An anterior crossbite is ideally corrected between the age of 7 to 10 years. This anomaly needs to be corrected at the earliest as an untreated crossbite of the anterior teeth can result in long-term orofacial complications. Firstly, the backward position of the upper front teeth flattens the upper lip. It thus hinders the relation between the lips. Next, the improper bite does not allow the patient to make sideways movement while chewing food. Parents might complain that their child "chews or chops his or her food like a rabbit."
The abnormal positioning of the upper teeth exerts a greater than normal force on the lower front teeth. This leads to damage of the ligament and the bone surrounding the lower front teeth. This is can also force the erupting lower teeth out of the arch. Moreover, since the upper incisors are locked, the lower incisors frequently brush the front surface of the upper front teeth, resulting in wearing of the upper incisors. The bite surface of both upper and lower front teeth get abraded. An anterior bite that persists for a longer time can cause severe complications of the temporomandibular joint (TMJ). This is the joint that attaches the lower jaw to the skull through which we can make various functional movement for speech and chewing.
In order to correct an anterior crossbite, based on the patient's compliance and severity of the crossbite, a dentist has a range of treatment modalities available. The most basic approach is called a tongue blade exercise which can be also performed at home by the patient once he or she is trained by the dentist. In this, the patient is asked to place a tongue blade at an angle of 45° to the incisor that is in crossbite. The idea is to push the incisor in front in order to bring it at the desired position. One session of this exercise should last 30 minutes. Results can be observed within 2 hours to 2 weeks. Parental supervision plays a crucial role in this treatment aspect.

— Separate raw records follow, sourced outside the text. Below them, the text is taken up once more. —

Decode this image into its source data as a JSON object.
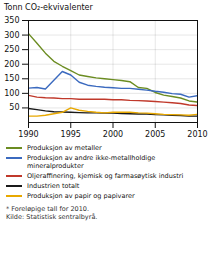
{
  "chart_data": {
    "type": "line",
    "ylabel": "Tonn CO₂-ekvivalenter",
    "x": [
      1990,
      1991,
      1992,
      1993,
      1994,
      1995,
      1996,
      1997,
      1998,
      1999,
      2000,
      2001,
      2002,
      2003,
      2004,
      2005,
      2006,
      2007,
      2008,
      2009,
      2010
    ],
    "series": [
      {
        "name": "Produksjon av metaller",
        "color": "#6b8c21",
        "values": [
          305,
          272,
          238,
          210,
          193,
          178,
          163,
          158,
          153,
          150,
          147,
          144,
          140,
          120,
          117,
          103,
          94,
          89,
          84,
          74,
          70
        ]
      },
      {
        "name": "Produksjon av andre ikke-metallholdige\nmineralprodukter",
        "color": "#3b6abf",
        "values": [
          118,
          120,
          115,
          145,
          175,
          163,
          138,
          128,
          124,
          121,
          119,
          117,
          117,
          114,
          111,
          107,
          104,
          99,
          97,
          87,
          92
        ]
      },
      {
        "name": "Oljeraffinering, kjemisk og farmasøytisk industri",
        "color": "#c0392b",
        "values": [
          93,
          87,
          85,
          84,
          82,
          82,
          80,
          80,
          80,
          80,
          78,
          78,
          76,
          75,
          74,
          72,
          70,
          68,
          65,
          60,
          58
        ]
      },
      {
        "name": "Industrien totalt",
        "color": "#1a1a1a",
        "values": [
          48,
          44,
          40,
          37,
          36,
          35,
          34,
          33,
          33,
          32,
          32,
          31,
          30,
          29,
          29,
          27,
          26,
          25,
          24,
          22,
          22
        ]
      },
      {
        "name": "Produksjon av papir og papivarer",
        "color": "#e8a800",
        "values": [
          22,
          22,
          25,
          30,
          35,
          50,
          42,
          38,
          35,
          33,
          35,
          35,
          35,
          33,
          32,
          30,
          28,
          27,
          26,
          25,
          28
        ]
      }
    ],
    "ylim": [
      0,
      350
    ],
    "yticks": [
      50,
      100,
      150,
      200,
      250,
      300,
      350
    ],
    "xlim": [
      1990,
      2010
    ],
    "xticks": [
      1990,
      1995,
      2000,
      2005,
      2010
    ],
    "grid": true,
    "legend": "bottom",
    "footnote": "* Foreløpige tall for 2010.",
    "source": "Kilde: Statistisk sentralbyrå."
  }
}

Another approach is to make the patient wear an appliance called the lower lingual inclined plane. In this, the lower front teeth are covered by an acrylic appliance that has a slope. When the patient bites, the upper tooth or teeth in crossbite is pushed against the slope such that it gets a force to be pushed forward. Initially, the patient might not be able to close his back teeth when this appliance is wore. However, as the teeth in crossbite move to their desired position, the posterior teeth meet each other and the treatment is deemed successful. This approach resolves the anterior crossbite in 2 to 4 weeks.
There are certain appliances that rectify the anterior crossbite in 2 to 16 weeks. These appliances might take more time than the methods mentioned above but ensure a proper alignment of teeth through even application of forces every 2 weeks. The appliance that the patient wears can have a spring in it which pushes the tooth in crossbite forward. The appliance also has a bow-like component that runs through the middle of the front surface of the front teeth. This bow ensures that the teeth that is being pushed limits itself within the arch. Finally, there are wire components that help the appliance to fit snugly in the mouth.
An anterior crossbite is corrected and treated based on how the patient closes the mouth, how many teeth are involved in crossbite and if at all there is adequate space in the upper arch to move the teeth in crossbite. Thus, anterior crossbite should be checked as soon as possible by the parents and an intervention by the dentist can help in guiding the teeth in proper bite and alignment.